In the time I have been campaigning to save pathway planners, my pathway planner and I have been spending even more time together and we have developed a stronger relationship and a sincere respect for each other. In doing all this campaigning I have met with other pathway planners from most of the major public high schools in southern Tasmania … and realised the bond they have with their students is not unlike the one I share with my pathway planner.

I have now seen the impressive body of work they all put in as a collective and it is stunning. Around 250 combined years of working with youth and for that experience not to be used in their current positions in conjunction with the implementation of My Education is absurd. Their skills will not be used to their full extent and where they are needed most, and that is helping students transition from high school to college successfully and smoothly and give life advice and teach the students about life in the adult world.

I believe the relationship I and many of my peers have made with our pathway planner is extremely different to those with teachers. Having a dedicated, informed and available person at my school whom I can go to whenever I need is vital to my development, transitional needs and personal aspirations.

There are multiple people that I can think of who are in grade 9, my sister included, who are extremely worried about how their grade 10 year will turn out without pathway planners. I know she has already been talking to her pathway planner about her future to get a head start, now she knows he may not be there next year to help her the way he has this year, or the way my pathway planner has with me this year. This is what I do not want to happen. I do not want her and the rest of her year group to miss out on the amazing opportunity that is pathway planners.

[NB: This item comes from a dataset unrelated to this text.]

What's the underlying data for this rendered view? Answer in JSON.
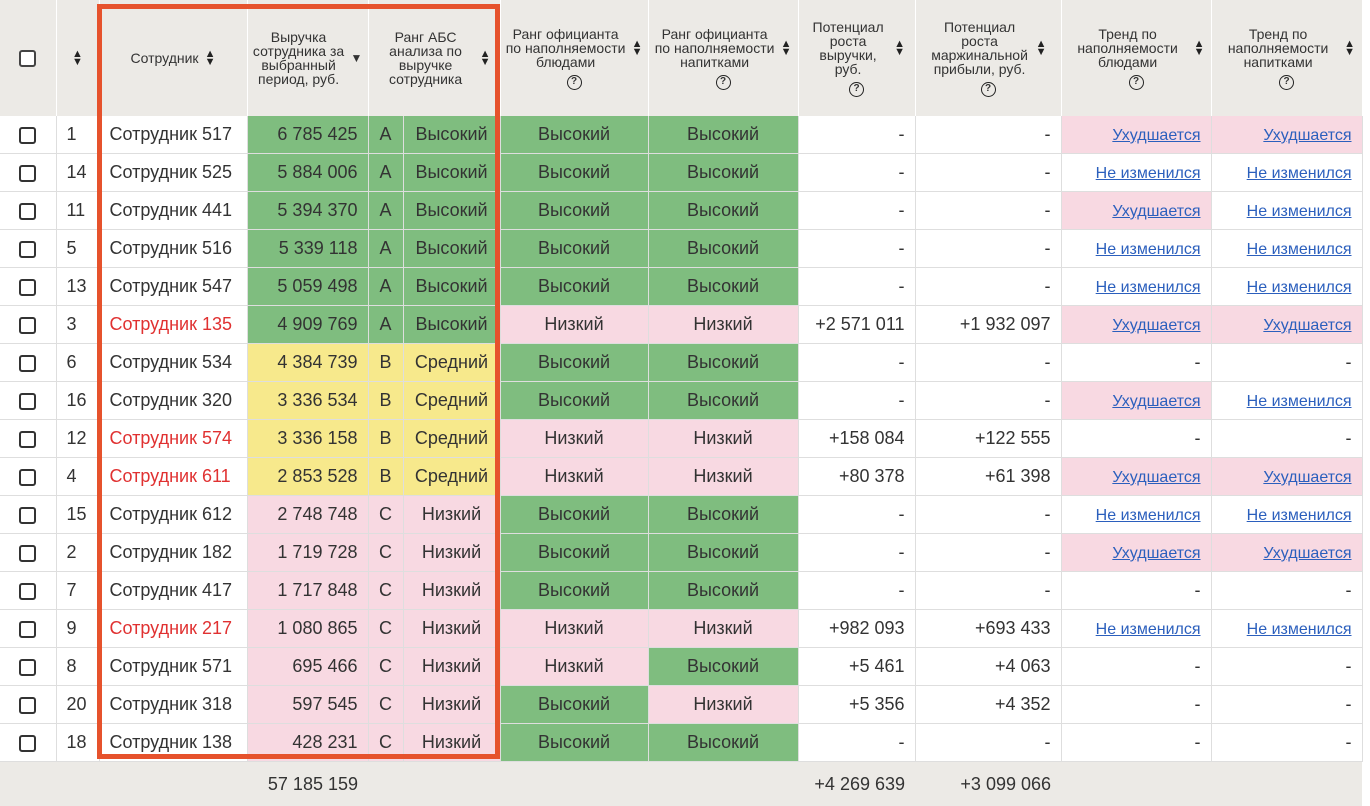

This matter is worrying to all young Tasmanians and needs to be addressed.

Joshua Barr does not want other students to miss out on what he has had, that has been extremely helpful to him.

Pathway planners identify, develop and promote careers for year 10 students, based on skill shortage areas, emerging industries and vocational opportunities. They liaise with education and training providers, peak industry bodies and relevant government and not-for-profit agencies to provide tailored programs that enhance student knowledge and outcomes. What more can we say.

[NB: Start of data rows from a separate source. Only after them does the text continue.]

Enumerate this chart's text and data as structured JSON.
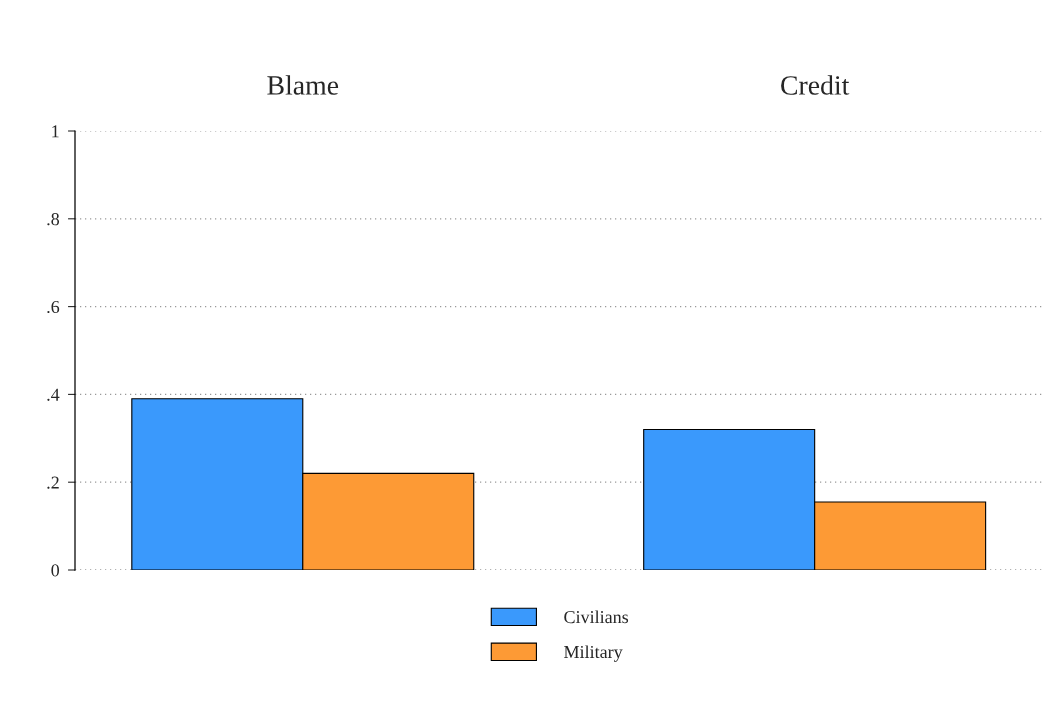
{
  "chart_data": {
    "type": "bar",
    "categories": [
      "Blame",
      "Credit"
    ],
    "series": [
      {
        "name": "Civilians",
        "color": "#3a99fc",
        "values": [
          0.39,
          0.32
        ]
      },
      {
        "name": "Military",
        "color": "#fd9a35",
        "values": [
          0.22,
          0.155
        ]
      }
    ],
    "ylim": [
      0,
      1
    ],
    "yticks": [
      0,
      {
        "value": 0.2,
        "label": ".2"
      },
      {
        "value": 0.4,
        "label": ".4"
      },
      {
        "value": 0.6,
        "label": ".6"
      },
      {
        "value": 0.8,
        "label": ".8"
      },
      1
    ],
    "grid": "y",
    "legend": "bottom"
  }
}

I am concerned that those students who are disengaged are at further risk of disengagement. They have the potential to become even more marginalised in the community and not transition to further education or training as the current support structure will no longer be offered. I ask the Government to go back to 2009 and read the comments of its own members in Hansard . They are just as pertinent now as they were then.

Read the contributions of the now Minister for Education and Training, and the late Mrs Napier. Many words of wisdom were said at that time. I support the motion put by the member for Apsley.